The Membership Domino

Interestingly the most valuable tool of the mega chains is their greatest weakness.  Memberships are the life blood of a massage business.  They create a consistent flow of revenue, but they do come with risk.  If a customer cannot enjoy the services they are paying for they will cancel their membership, this causes more damage than the loss of one client.  It can cause a catastrophic domino effect. 
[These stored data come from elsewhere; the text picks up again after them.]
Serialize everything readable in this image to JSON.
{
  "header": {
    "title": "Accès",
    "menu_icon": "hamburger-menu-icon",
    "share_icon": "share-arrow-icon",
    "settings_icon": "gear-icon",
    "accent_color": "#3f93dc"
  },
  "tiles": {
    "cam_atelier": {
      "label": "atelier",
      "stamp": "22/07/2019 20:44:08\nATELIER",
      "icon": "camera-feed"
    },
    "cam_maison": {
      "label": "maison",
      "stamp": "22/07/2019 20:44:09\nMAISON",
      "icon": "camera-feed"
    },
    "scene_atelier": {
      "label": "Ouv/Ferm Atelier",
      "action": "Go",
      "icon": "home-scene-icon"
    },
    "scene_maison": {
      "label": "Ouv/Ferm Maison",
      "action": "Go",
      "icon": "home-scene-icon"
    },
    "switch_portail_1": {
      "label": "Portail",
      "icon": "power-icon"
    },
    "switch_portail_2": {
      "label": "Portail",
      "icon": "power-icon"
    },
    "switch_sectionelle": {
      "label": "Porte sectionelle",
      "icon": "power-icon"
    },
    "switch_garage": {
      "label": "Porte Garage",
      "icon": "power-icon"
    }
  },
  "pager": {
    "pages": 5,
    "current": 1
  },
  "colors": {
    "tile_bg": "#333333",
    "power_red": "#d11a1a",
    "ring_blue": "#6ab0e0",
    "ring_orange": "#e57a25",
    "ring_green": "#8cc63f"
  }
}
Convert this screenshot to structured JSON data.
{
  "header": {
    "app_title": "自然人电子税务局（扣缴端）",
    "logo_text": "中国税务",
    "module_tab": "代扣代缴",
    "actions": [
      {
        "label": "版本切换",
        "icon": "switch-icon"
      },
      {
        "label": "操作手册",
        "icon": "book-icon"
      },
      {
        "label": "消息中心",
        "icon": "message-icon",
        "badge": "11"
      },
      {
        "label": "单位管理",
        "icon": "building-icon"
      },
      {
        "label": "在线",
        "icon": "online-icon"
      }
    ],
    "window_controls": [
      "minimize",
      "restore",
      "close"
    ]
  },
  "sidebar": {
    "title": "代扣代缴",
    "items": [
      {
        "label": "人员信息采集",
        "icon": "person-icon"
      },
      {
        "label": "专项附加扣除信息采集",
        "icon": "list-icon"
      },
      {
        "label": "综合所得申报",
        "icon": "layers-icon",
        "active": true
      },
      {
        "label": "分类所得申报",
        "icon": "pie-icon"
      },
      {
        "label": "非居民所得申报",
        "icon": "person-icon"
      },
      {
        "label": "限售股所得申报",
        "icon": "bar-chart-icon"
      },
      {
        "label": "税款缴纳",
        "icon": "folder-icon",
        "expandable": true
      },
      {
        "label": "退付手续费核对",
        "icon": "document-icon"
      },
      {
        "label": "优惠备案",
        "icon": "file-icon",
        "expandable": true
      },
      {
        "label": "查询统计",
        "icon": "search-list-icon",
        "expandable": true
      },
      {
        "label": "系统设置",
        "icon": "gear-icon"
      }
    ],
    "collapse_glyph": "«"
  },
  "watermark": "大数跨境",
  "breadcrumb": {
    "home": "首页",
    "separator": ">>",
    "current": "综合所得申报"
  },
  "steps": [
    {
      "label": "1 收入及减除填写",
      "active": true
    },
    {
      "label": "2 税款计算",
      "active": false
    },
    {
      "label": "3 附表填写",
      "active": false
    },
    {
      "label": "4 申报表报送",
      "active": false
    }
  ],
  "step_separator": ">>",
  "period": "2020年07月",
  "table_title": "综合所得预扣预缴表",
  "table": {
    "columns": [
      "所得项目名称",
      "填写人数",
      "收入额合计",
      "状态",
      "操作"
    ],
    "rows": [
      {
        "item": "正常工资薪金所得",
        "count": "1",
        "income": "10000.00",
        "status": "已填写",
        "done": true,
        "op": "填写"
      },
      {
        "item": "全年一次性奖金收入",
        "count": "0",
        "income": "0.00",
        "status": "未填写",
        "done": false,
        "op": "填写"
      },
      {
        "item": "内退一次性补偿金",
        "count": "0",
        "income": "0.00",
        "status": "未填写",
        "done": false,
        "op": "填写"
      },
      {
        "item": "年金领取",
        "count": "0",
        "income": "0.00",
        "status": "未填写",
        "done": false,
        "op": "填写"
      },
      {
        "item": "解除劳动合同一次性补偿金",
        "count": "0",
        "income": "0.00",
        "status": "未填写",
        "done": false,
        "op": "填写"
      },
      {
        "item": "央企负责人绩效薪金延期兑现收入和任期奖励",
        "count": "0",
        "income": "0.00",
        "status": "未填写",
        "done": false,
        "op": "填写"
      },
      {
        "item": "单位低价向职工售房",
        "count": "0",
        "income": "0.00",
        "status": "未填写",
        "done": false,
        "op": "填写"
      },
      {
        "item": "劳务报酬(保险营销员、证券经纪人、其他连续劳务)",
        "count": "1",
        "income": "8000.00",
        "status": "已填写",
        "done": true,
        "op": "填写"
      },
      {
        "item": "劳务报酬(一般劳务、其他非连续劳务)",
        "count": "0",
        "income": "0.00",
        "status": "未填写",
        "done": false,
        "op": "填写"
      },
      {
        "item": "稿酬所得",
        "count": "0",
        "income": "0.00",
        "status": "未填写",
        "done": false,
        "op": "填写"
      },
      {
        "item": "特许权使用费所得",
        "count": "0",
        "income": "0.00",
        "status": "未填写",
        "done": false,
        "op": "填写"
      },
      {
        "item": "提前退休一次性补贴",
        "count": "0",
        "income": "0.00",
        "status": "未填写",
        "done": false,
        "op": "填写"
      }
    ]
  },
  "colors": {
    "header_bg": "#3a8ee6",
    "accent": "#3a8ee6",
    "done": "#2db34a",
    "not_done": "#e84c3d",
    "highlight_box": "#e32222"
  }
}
When a client intends to cancel their membership, they attempt to use as many of their accrued services as quickly as possible.  This limits the number of hours available for other members, resulting in limited or no access to their prepaid services.  Once these members become frustrated, they too will attempt to use all of their accrued services so they may cancel their membership.  A common reaction to this trend is for the company to limit how each customer may use their services.  They may also prevent sharing, charge more for sharing them, or limit the number of services a customer can use each month.  When this phenomenon occurs it triggers a snowball effect that is increasingly difficult to stop.  Often this leads to a mega chain lowering their standards of employment to meet their demand.

For many years this is how the industry has operated, especially for the mega chains.  Every new massage therapist must be recruited at all costs.  The mega chains do not care if the student has not been taught effective body mechanics, can pass the MBLEX or can perform a quality massage.

This is a great circumstance for the schools, they can invest the minimum to generate the same revenue.  They know every student will get a job if they want one, so why bother doing more work?  We would assume there is some kind of regulatory body holding the massage school accountable, but there isn’t.  Due to the provisional license a new therapist may practice up to one year without having to pass the MBLEX.  New therapists are able to practice even if they are unqualified to do so.  At the end of this time the workforce must anticipate a hemorrhage of at least thirty-three percent of its new employee workforce.  This calculation does not account for burnout, or injury, which are common occurrences, and are expected due to the physical demands and poor training of our workforce.  All in all an employer should expect to lose about fifty percent of their new employees within twelve months.

Once hired the new graduate is thrown directly into the fire.  The clinics must survive the membership domino, the demand for massage, and the limited supply of therapists.  This results in new practitioners overworking themselves, leading to fatigue, burnout, and injury. A good estimate for career length for a massage therapist is fifty percent for one year, thirty percent for three years, and ten percent for seven years.

How do we address this problem?  We need to remove the rot from our culture and replace it with the golden glowy goodness of creativity, empathy, and humility.  Removing the disease requires a transformation of our education system, guidance for our new massage therapists (helping them avoid the dark road of the mega massage chains), and a rebirth of our culture.